Could this be an insight into the future of where theatre and digital technology come together? The Royal Shakespeare Company’s (RSC) 2016 winter production of The Tempest has completely sold out, yet tickets to see the first glimpse of RSC’s collaboration with Intel and The Imaginarium Studios is still possible, however, as cinema audiences got to see the performance live from their local cinema last night. **
The merging of Shakespeare’s masterful play with the intelligent use of holograms and digital motion-capture technology has brought the wizardry and magical spells of Prospero’s island to life. It is an interesting time for the RSC as they welcome the return of Simon Russell Beale after twenty years absence and continue to take on new challenges, from broadcasting theatre live to several countries, including Russia and USA, and experimenting with digital enhancements.
Exiled by the King of Naples, formerly the duke of milan, Prospero (Simon Russell Beale) and his daughter Miranda (Jenny Rainsford) were put to sea. After twelve years of ruling over a distant island, Prospero raises a storm seeking to avenge those that wronged him and shipwrecks them on his island. Using magical powers he orders and commands the island including two cohabitants; a monstrous cannibal and son of a witch called Caliban (Joe Dixon) and an invisible spirit named Ariel (Mark Quartley).
Quartley is lithe, agile and light on his feet as Ariel. In a skintight suit, it holds 16 motion sensors that require recalibrating five to six times before each show.
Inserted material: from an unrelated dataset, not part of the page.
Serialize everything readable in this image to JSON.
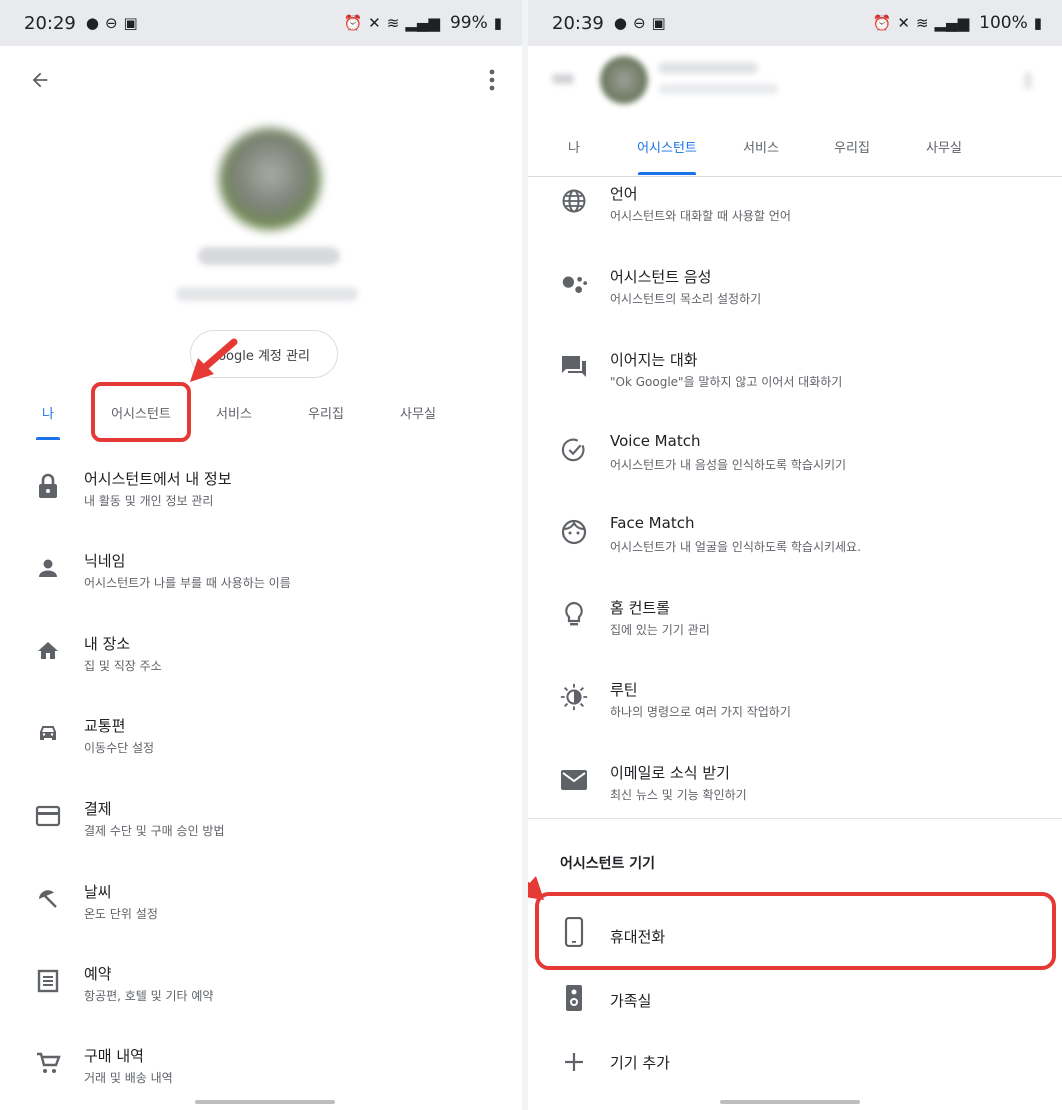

The sensors wirelessly transfer data of his bodily coordinates creating an avatar that is projected onto the screens on the stage, yet he is not hidden backstage. Right on stage you can see Quartley on the left side as he speaks Shakespeare’s words alongside a 17-foot long digital spirit of Ariel in real-time motion.
Then we see something more interesting, in a later scene, where Ariel emulates the behaviour of a menacing winged monster with fiery wings and sharp bird feet, taunting Prospero’s enemies. Visible to everyone’s eyes is Quartley, again, speaking Shakespearean language, yet when he hoovers and crouches down the large winged creature moves with him, accentuating its horrifying and frightening nature. The monstrous avatar traces the movements of Quartley’s face and upper body while visual technology does the rest. It’s a revolutionary move which proves how visual effects can work in tandem with classical theatrical works that need not be pre-recorded.
With these revolutionary tools, though, is the next question: does these unique enhancements detract the audience away from the theatrical meat of Shakespeare’s narrative? The simple answer is no. The brilliant cast at Stratford-Upon-Avon perform with vigour and zeal.
James Tucker as the King of Naples was a convincing lost father, weeping for his son, Ferdinand who is bashfully performed by Daniel Easton, seeming to please both Prospero and Miranda. Jenny Rainsford, as Miranda, doesn’t take him for a fool but bluntly asks him to marry her. Rainsford’s Miranda is strong-minded, yet equally a vulnerable daughter to the former duke of milan.
Simon Russell Beale explained in an interview, before the show went live, that he understood the complexities and intricacies of Prospero’s syntax and eloquent speech. During the performance, Beale seemed to pause before speaking, perhaps needing more time to remember his lines or deliberately holding back for dramatic effect, yet for whatever the reason, these observations are thwarted by his impenetrable and engaging portrayal of a vengeful duke.
The sub-plot surrounding Caliban’s plot to usurp Prospero is a comedic adventure that had many audience members giggling endlessly last night. Tony Jayawardena’s ethnic background is heard in his voice and it adds an authentic add-on to his take of the drunken butler Stephano who is sprung further a field with the clown-like tomfoolery of Trinculo. He is performed with limitless energy by Simon Trinder.
There’s also Joe Dixon’s Caliban, the anti-hero who stresses the oppression from Propero which ends when Prospero releases him from his cell. Dixon’s plays Caliban with moments of sadness and pathos, carrying a pop-belly and protruding spine. Yet, the one that shall be remembered for The Tempest -undoubtedly – is Mark Quartley with his gentle wanderings and contant presence as the imprisoned spirit. Singing and shaping Shakespearean language whilst manipulating avatars wirelessly is no easy feat yet Quartly makes it seem effortless and refined.
Massive kudos goes to sopranos Jennifer Witton and Samantha Hay who sing delightfully as Juno and Ceres to celebrate the marriage between Miranda and Ferdinand. And credit is due to Finn Ross, Simon Spencer and Stephen Brimson Lewis for producing an amazing stage filled with visual colour and powerful hues of this spell-binding island. Gregory Doran’s has directed yet another fabulous production at the RSC, which I’m inclined to see again live at The Barbican this summer as the RSC go on tour.